Behind every code is an Enigma.

The movies love to remind us that brilliant minds are often the most tortured. Far be it from Morten Tyldum to suggest any difference in “The Imitation Game,” a World War II procedural detailing the efforts of cryptanalyst Alan Turing and his mathematically-inclined underlings to decrypt the Nazis’ famed Enigma machine and turn the tides in England’s favor. There’s more than one way to become a wartime casualty, however, and their secret office is its own sort of front line.

As played by Benedict Cumberbatch, Turing is a genius in the “The Social Network” and “A Beautiful Mind” mold: brilliant but utterly lacking interpersonal skills. He’s frequently lost in thought at the expense of those trying to reach him on even the most basic level it’s to the movie’s credit that there’s no hokey attempt at visualizing his brilliance via superimposed swirls and flashes of light, as is often done in films of this sort. Through flashbacks that also show his first love, the film links Turing’s preternatural cryptographic abilities to his inability to fully grasp the verbal communication. As these pieces fall into place, Turing becomes ever more sympathetic while still feeling beyond anyone’s grasp to help or even understand.

As Turing’s colleague/eventual wife Joan Clarke, Keira Knightley does exceptional work in a role that could have easily been expanded — much of her screen time is spent humanizing Turing by showing his capacity for non-romantic love and affection despite her IQ coming closer to his than anyone else’s. Her brilliance isn’t her defining characteristic, as Turing’s is, but Knightley joins her co-star in maximizing a familiar, even underwritten role.
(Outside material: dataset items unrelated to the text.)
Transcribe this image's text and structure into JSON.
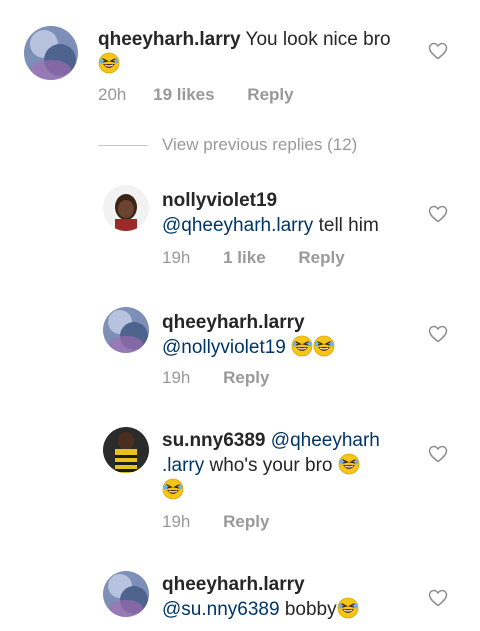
{
  "comment": {
    "username": "qheeyharh.larry",
    "text": "You look nice bro",
    "time": "20h",
    "likes": "19 likes",
    "reply": "Reply"
  },
  "view_previous": "View previous replies (12)",
  "replies": [
    {
      "username": "nollyviolet19",
      "mention": "@qheeyharh.larry",
      "text": "tell him",
      "time": "19h",
      "likes": "1 like",
      "reply": "Reply"
    },
    {
      "username": "qheeyharh.larry",
      "mention": "@nollyviolet19",
      "text": "",
      "time": "19h",
      "reply": "Reply"
    },
    {
      "username": "su.nny6389",
      "mention_part1": "@qheeyharh",
      "mention_part2": ".larry",
      "text": "who's your bro",
      "time": "19h",
      "reply": "Reply"
    },
    {
      "username": "qheeyharh.larry",
      "mention": "@su.nny6389",
      "text": "bobby",
      "time": "",
      "reply": ""
    }
  ],
  "icons": {
    "like": "heart-outline-icon",
    "emoji": "rolling-on-floor-laughing-emoji"
  },
  "colors": {
    "text": "#262626",
    "meta": "#999999",
    "mention": "#003569",
    "emoji": "#f5c518"
  }
}
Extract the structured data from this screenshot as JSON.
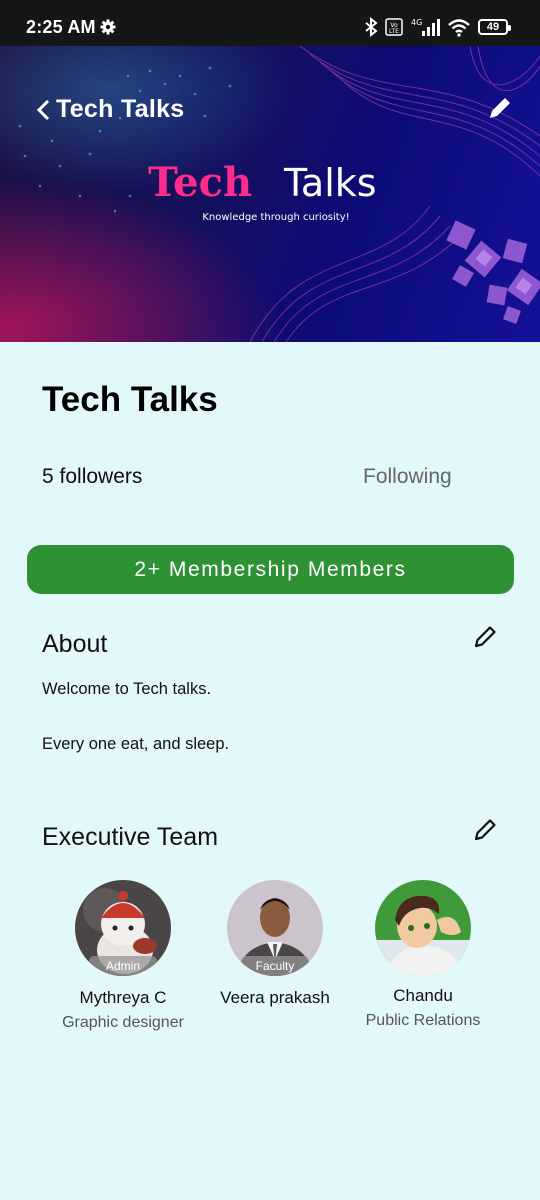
{
  "status_bar": {
    "time": "2:25 AM",
    "network": "4G",
    "battery": "49",
    "icons": [
      "gear-icon",
      "bluetooth-icon",
      "volte-icon",
      "signal-icon",
      "wifi-icon",
      "battery-icon"
    ]
  },
  "header": {
    "back_title": "Tech Talks",
    "logo_word_1": "Tech",
    "logo_word_2": "Talks",
    "logo_tagline": "Knowledge through curiosity!"
  },
  "group": {
    "name": "Tech Talks",
    "followers_count": "5",
    "followers_label": "followers",
    "follow_status": "Following",
    "membership_button": "2+ Membership Members"
  },
  "about": {
    "title": "About",
    "line1": "Welcome to Tech talks.",
    "line2": "Every one eat, and sleep."
  },
  "executive_team": {
    "title": "Executive Team",
    "members": [
      {
        "name": "Mythreya C",
        "badge": "Admin",
        "role": "Graphic designer"
      },
      {
        "name": "Veera prakash",
        "badge": "Faculty",
        "role": ""
      },
      {
        "name": "Chandu",
        "badge": "",
        "role": "Public Relations"
      }
    ]
  },
  "colors": {
    "page_background": "#e2f8fa",
    "membership_button": "#2e9235",
    "banner_background": "#14105e",
    "logo_accent": "#ff2c8e"
  }
}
Turning describes the aftereffects of eventually cracking the Nazis’ code as “Blood-soaked calculus.” A decision-making process that weighs the number of potential Allied lives saved against the possibility of Germany realizing their Enigma machine has been decrypted and immediately reprogramming it, thus undoing years of painstaking work. Even then, “The Imitation Game” never quite trumps the sense that Turing’s life was a messier, more complex enterprise than we’re allowed to see here. But the movie is undeniably strong in its sense of a bright light burned out too soon, and the often undignified fate of those who dare to chafe at society’s established norms.

But dominating it all is Cumberbatch, whose charisma tellingly modulated and a naturalistic array of eccentricities, Sherlockian talent at indicating a mind never at rest, and a knack for simultaneously portraying physical oddness and attractiveness combine to create an entirely credible portrait of genius at work makes me watch him on screen more and more.